THE FRONT ROW with MARK NELKE: As Idaho looks for next football coach ... can anyone win in Moscow again?
Coeur d'Alene Press | UPDATED 4 years, 4 months AGO
In the second half, as Idaho was getting humiliated 71-21 by Eastern Washington, on the red turf of Roos Field in Cheney last month, I glanced over to the Vandal sidelines while I was down on the field taking pictures.
There, off in the distance, near one end of the field, away from the players and coaches, was Terry Gawlik, Idaho's athletic director, standing next to a few other folks, all pretty much expressionless as EWU piled up the points on the Vandals.
At the time, I wondered what she — and they — were thinking about watching their "brave and bold" getting pummeled by a more-talented regional rival.
Now, we know.
Gawlik and the Vandals announced the firing of football coach Paul Petrino, in his ninth season, earlier this past week, just days before Saturday's season finale at Idaho State.
(Sadly, Saturday's "Battle of the Domes" football game between Idaho and Idaho State became the "Battle of the Dones," as Idaho State announced the firing of Rob Phenicie, its football coach, hours before kickoff.)
REACTION TO the Petrino move came from both sides.
Many players had good things to say about their coach — good father figure, and all that.
Others had not-so-good things to say about their experiences with him.
Years ago, early in his career in Moscow, Petrino got into it with the media over his perceived "negative" coverage of his team — and being angry with the media in this market takes some doing.
I was fortunate to get a few one-on-ones with him, and he was always open and honest and informative.
(Phenicie, for that matter, was entertaining to chat with the few times I met with him briefly at Big Sky media days in Spokane. He was engaging, told some great stories about former players and coaches from our area, and was the kind of person you root for to turn around a program that also seems perennially tough to turn around.)
But whatever you thought of Petrino (or Phenicie) personally, ultimately it comes down to wins and losses.
Petrino was 33-66 entering Saturday's game. (Phenicie, in his fifth season, was 16-34).
The man Petrino replaced at Idaho, Robb Akey, was about as likeable a coach as you could imagine.

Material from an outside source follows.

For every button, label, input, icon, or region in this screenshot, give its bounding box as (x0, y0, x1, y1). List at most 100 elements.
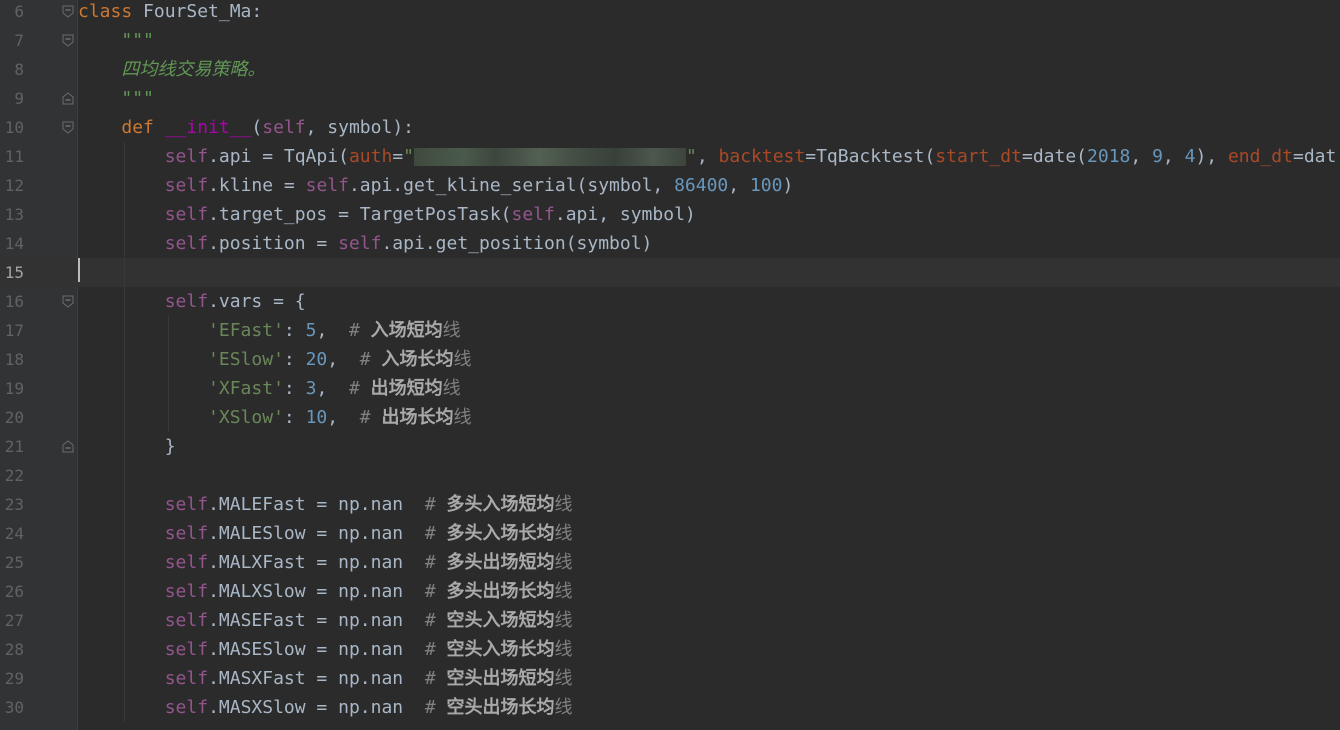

The media and fans loved him, he was the darling of ESPN with his interview at halftime of the 2009 Humanitarian Bowl, a bowl game the Vandals went on to win.
However, his teams suffered some beatdowns, some understandable in "money" games and some not-so-understandable in conference games, and he was ultimately let go late in his sixth season at Idaho.
Rob Spear, then the AD at Idaho, noted all those positive qualities of Akey when he announced the dismissal of his football coach in 2012.
"But at the end of the day," Spear noted, "he was 20 and 50."
At the end of the day, Petrino was 33 and 66 when the Vandals pulled the plug.
Petrino, a regarded offensive coordinator in college football before being hired at Idaho for his first head coaching gig, won some big games in Moscow. Idaho won three bowl games while in FBS; and Petrino was the coach for one of those victories, in 2016. He produced some NFL players.
But, since returning to the Big Sky Conference in 2018, there always seemed to be a game or two each season that Idaho needed to win to stay relevant in the FCS playoff conversation.
Under Petrino, Idaho beat Eastern twice in five meetings. Wins like that would spark hope, but then there would be another game or two later in the season the Vandals needed to win, but would come up short. Usually not by a blowout; either a come-from-ahead loss, or an excruciating defeat where Idaho might have outplayed the other team, but still fell short.
Montana, Idaho's "other" regional rival — some would say "only" regional rival — has handled the Vandals in all three meetings since 2018.
Montana State is 2-0 vs. Idaho — albeit by just eight points total, with both games in Bozeman.
Idaho is 2-1 vs. Portland State, but just 1-2 vs. Idaho State heading into Saturday's finale. The Vandals are 0-2 vs. UC Davis, lost their only matchup with Weber State, and were 10-19 in conference games prior to Saturday.
The Vandals have players to compete at this level — whether they have enough, or just need a different voice to guide them, is another question.
And for some games having your only available quarterback being a converted running back is either an unfortunate or unlucky situation, or an inability to recruit (or keep) enough quarterbacks so that doesn't happen, depending on which side of the fence you're on.
You may be surprised to learn that Petrino was Idaho's longest-tenured football coach — unless you count the combined 10 seasons of John G. Griffith, who guided the Vandals more than a century ago, from 1902-06 and from 1910-14. But either way, Petrino's 100 games coached in Moscow are the most.
When you lose, you are the butt of jokes.
People even ridicule the Vandals having to play indoors, in a dome, not in a "real" football stadium.
North Dakota State plays in a dome. North Dakota State wins FCS championships. Nobody jokes about North Dakota State playing indoors.
WHETHER ANYBODY can win at Idaho these days is a fair question.
After their "glory days" run in Moscow in the 1980s and early 1990s, the Vandals struggled after moving up (along with Boise State) to the FBS in 1996, with just five winning seasons in 22 years — and only two (the bowl seasons) since 1999.
Swallowing their pride and dropping back down to the FCS level in 2018 was supposed to be the magic elixir for the Vandals returning to those "glory days."
But four more losing seasons followed.
Petrino's Vandals showed they could compete (mostly) at this level; maybe the next hire can bring in the formula to get Idaho back to challenging for Big Sky titles and FCS playoff berths.
Or maybe we'll be having this discussion again in a few years.
IDAHO REFERRED to the coaching change as "parting ways," and in some ways, that's a pretty accurate description.
Petrino tried. Idaho tried. For years. But it just didn't seem like things were going to change, that the Vandals were going to make that next step.
It wasn't so bad that Vandal leadership would just stop the car at a red light, get out of the car and RUN. Or make the head coach just get out of the car and RUN.
It really was the proverbial time to "go in a different direction." For both sides.